Kembali Bufi menerangkan jika pertunjukan seni Reog Ponorogo menceritakan tentang Raja Ponorogo yang berniat melamar putri Kediri, Dewi Ragil Kuning. Namun, di perjalanan sang raja dicegat Raja Singa Barong dari Kediri yang membawa pasukan dari merak dan singa.

“Wah, jadi ada ceritanya, ya.”

“Emang, menurut kamu mereka nari-nari asal gitu?” Bufi memicingkan mata sinis.

“Nggak gitu juga, Bufi. Gemes, deh, sama kamu.” Ajeng mencubit pipi Bufi gemas.

Kemudian, keduanya hening tak bersuara karena fokus menikmati pertunjukan. Ajeng makin kagum kepada penari Singa Barong.

“Bufi, topeng Singa Barong besar banget, ya. Apa orangnya nggak keberatan?”

“Itu karena sudah berlatih, Jeng. Kamu tahu nggak, beratnya berapa kilo topeng Singa Barong?”

Ajeng menggeleng. “Emang berapa?”

“Lima puluh sampai tujuh puluh kilogram.”

“Apa?!” Ajeng terbelalak. “Kamu nggak salah? Itu, sih, berat banget!” seru Ajeng keheranan.

“Ya, memang berat dan yang lebih hebatnya lagi, penari Singa Barong menggunakan giginya, loh.”

Decak kagum terus terlontar dari mulut Ajeng. Dia merasa bangga dengan seni tradisional yang ada di Jawa Timur. Pantas, Tari Reog Ponorogo terkenal hingga luar negeri.

“Makanya, kamu rajin gosok gigi, biar giginya kuat kayak penari Singa Barong,” canda Bufi.

“Kamu kali yang malas gosok gigi,” balas Ajeng seraya cekikikan.

Tak terasa seni Reog Ponorogo sudah usai. Padahal, keduanya masih ingin terus melihat pertunjukan. Mereka pun kembali melanjutkan perjalanan. Kali ini Bufi merahasiakan tempat yang akan dituju.

Seperti biasa, Bufi meminta Ajeng menutup mata. Ajeng yang sudah paham, langsung mengangguk dan menuruti. Saat matanya terpejam, Ajeng seperti mendengar suara seseorang.

“Ajeng … bangun, Sayang!”

Ajeng langsung mengerjap. Setelah melihat sekitar, dia baru sadar jika masih ada di perpustakaan sekolah.

“Ajeng, kamu sudah bangun?” tanya Bunda.

“Bunda?”

“Kamu sekarang, kok, jadi pelor, sih? Di mana-mana langsung tidur. Dulu di taman, sekarang di perpustakaan,” ledek Bunda.
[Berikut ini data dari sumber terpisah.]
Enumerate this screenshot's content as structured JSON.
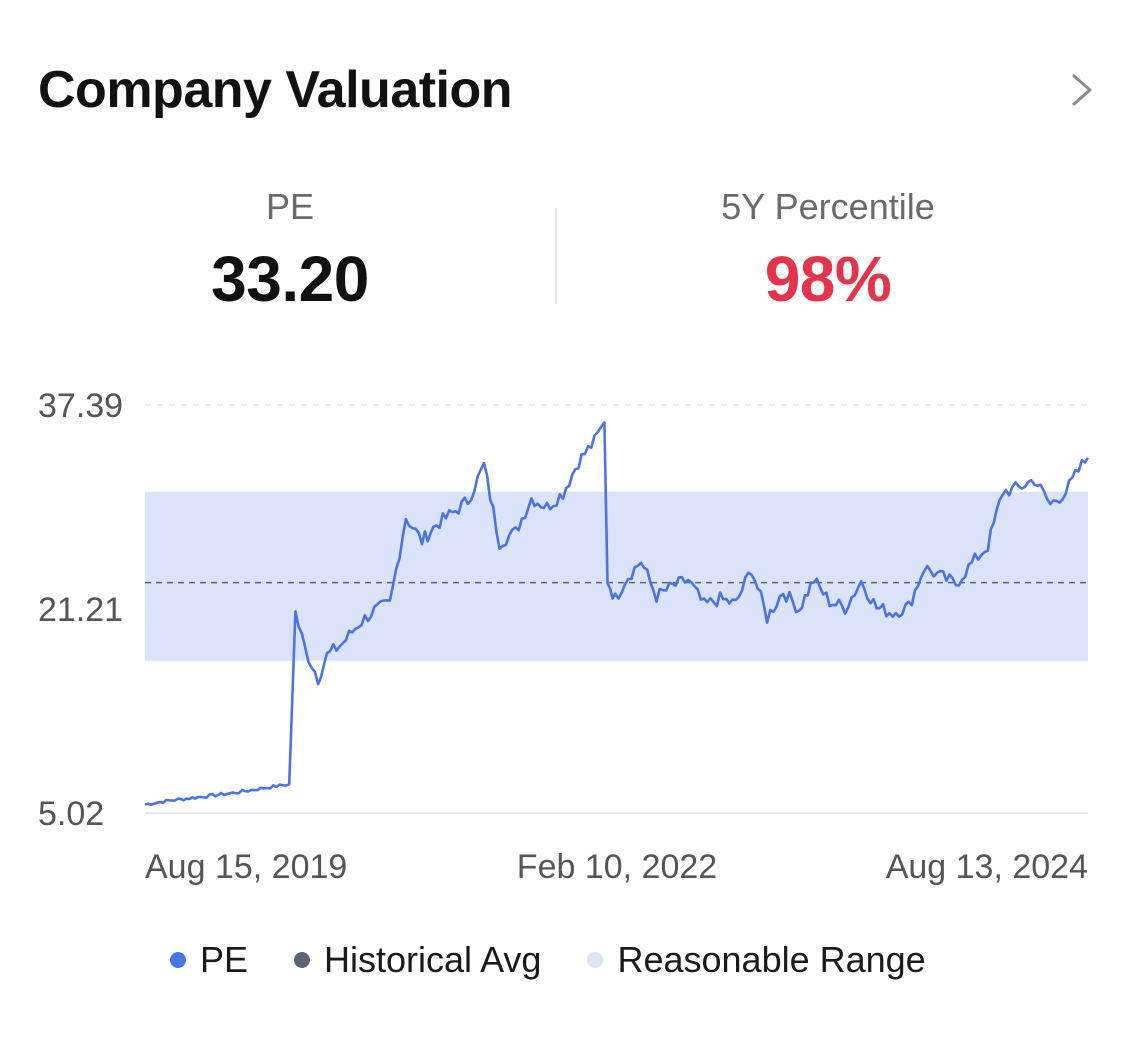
{
  "header": {
    "title": "Company Valuation",
    "chevron_icon": "chevron-right-icon"
  },
  "metrics": {
    "pe": {
      "label": "PE",
      "value": "33.20",
      "color": "#111111"
    },
    "percentile": {
      "label": "5Y Percentile",
      "value": "98%",
      "color": "#e5334b"
    }
  },
  "colors": {
    "pe_line": "#4a74e6",
    "avg_line": "#5b6675",
    "range_fill": "#dbe3fb"
  },
  "legend": [
    {
      "label": "PE",
      "color": "#4a74e6"
    },
    {
      "label": "Historical Avg",
      "color": "#5b6675"
    },
    {
      "label": "Reasonable Range",
      "color": "#dbe3fb"
    }
  ],
  "chart_data": {
    "type": "line",
    "ylim": [
      5.02,
      37.39
    ],
    "yticks": [
      "37.39",
      "21.21",
      "5.02"
    ],
    "xticks": [
      "Aug 15, 2019",
      "Feb 10, 2022",
      "Aug 13, 2024"
    ],
    "historical_avg": 23.3,
    "reasonable_range": [
      17.1,
      30.5
    ],
    "grid": "dashed horizontal",
    "legend_position": "bottom",
    "series": [
      {
        "name": "PE",
        "x": [
          "2019-08-15",
          "2019-10-01",
          "2019-12-01",
          "2020-02-01",
          "2020-04-01",
          "2020-05-20",
          "2020-06-01",
          "2020-06-20",
          "2020-07-15",
          "2020-08-01",
          "2020-09-01",
          "2020-10-01",
          "2020-11-01",
          "2020-12-01",
          "2021-01-01",
          "2021-02-01",
          "2021-03-01",
          "2021-04-01",
          "2021-05-01",
          "2021-06-01",
          "2021-07-01",
          "2021-08-01",
          "2021-09-01",
          "2021-10-01",
          "2021-11-01",
          "2021-12-01",
          "2022-01-01",
          "2022-01-20",
          "2022-01-26",
          "2022-02-10",
          "2022-03-01",
          "2022-04-01",
          "2022-05-01",
          "2022-06-01",
          "2022-07-01",
          "2022-08-01",
          "2022-09-01",
          "2022-10-01",
          "2022-11-01",
          "2022-12-01",
          "2023-01-01",
          "2023-02-01",
          "2023-03-01",
          "2023-04-01",
          "2023-05-01",
          "2023-06-01",
          "2023-07-01",
          "2023-08-01",
          "2023-09-01",
          "2023-10-01",
          "2023-11-01",
          "2023-12-01",
          "2024-01-01",
          "2024-02-01",
          "2024-03-01",
          "2024-04-01",
          "2024-05-01",
          "2024-06-01",
          "2024-07-01",
          "2024-08-01",
          "2024-08-13"
        ],
        "values": [
          5.7,
          6.0,
          6.3,
          6.6,
          7.0,
          7.3,
          20.9,
          18.0,
          15.7,
          17.5,
          18.5,
          20.0,
          21.1,
          21.6,
          28.5,
          26.6,
          27.9,
          28.8,
          29.8,
          32.6,
          26.5,
          27.3,
          30.0,
          29.3,
          30.4,
          32.9,
          34.5,
          36.0,
          23.5,
          22.0,
          23.5,
          25.0,
          22.2,
          23.0,
          23.5,
          21.5,
          22.0,
          21.6,
          24.4,
          20.5,
          22.6,
          21.2,
          23.5,
          21.8,
          21.3,
          23.4,
          21.3,
          20.9,
          21.4,
          24.5,
          23.8,
          23.2,
          24.8,
          26.2,
          30.5,
          30.8,
          31.5,
          29.5,
          30.5,
          32.6,
          33.2
        ]
      }
    ]
  }
}
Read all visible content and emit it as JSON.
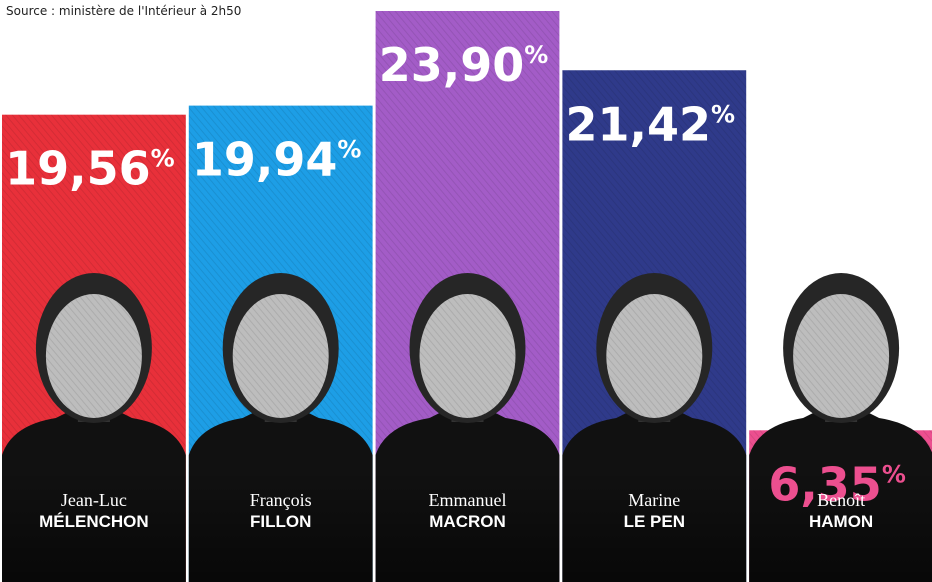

“Hehe … habisnya Bunda nggak jemput-jemput. Ajeng, kan, jadinya ngantuk.” Ajeng berkilah.

“Ya sudah, pulang, yuk. Sini Bunda bantu.”

Dibantu Bunda, Ajeng berdiri dan berjalan sambil senyum-senyum sendiri. Sontak membuat Bunda menautkan alis karena heran.

“Kenapa senyum-senyum sendiri gitu? Apa mimpi indah lagi?” tanya Bunda.

“Kok, Bunda tahu? Ajeng emang mimpi indah, seneng banget pokoknya.”

“Bunda jadi penasaran, ceritain dong.”

Bukannya menceritakan, Ajeng justru terkekeh-kekeh sendiri. Bunda yang sebenarnya bingung pun ikut terbahak dan mengusap kepala Ajeng. Wanita 30 tahunan itu lega, akhirnya Ajeng tidak murung lagi dan menerima keadaan yang menimpanya.

“Bun, nanti setelah makan dan salat Zuhur, Ajeng mau tidur siang, ya,” ungkap Ajeng sesampainya di rumah.

“Tumben?”

“Mau lanjutin mimpi,” jawab Ajeng asal.

“Emang mimpi bisa dilanjutin? Udah kayak nonton film aja,” canda Bunda yang kemudian terbahak bersama.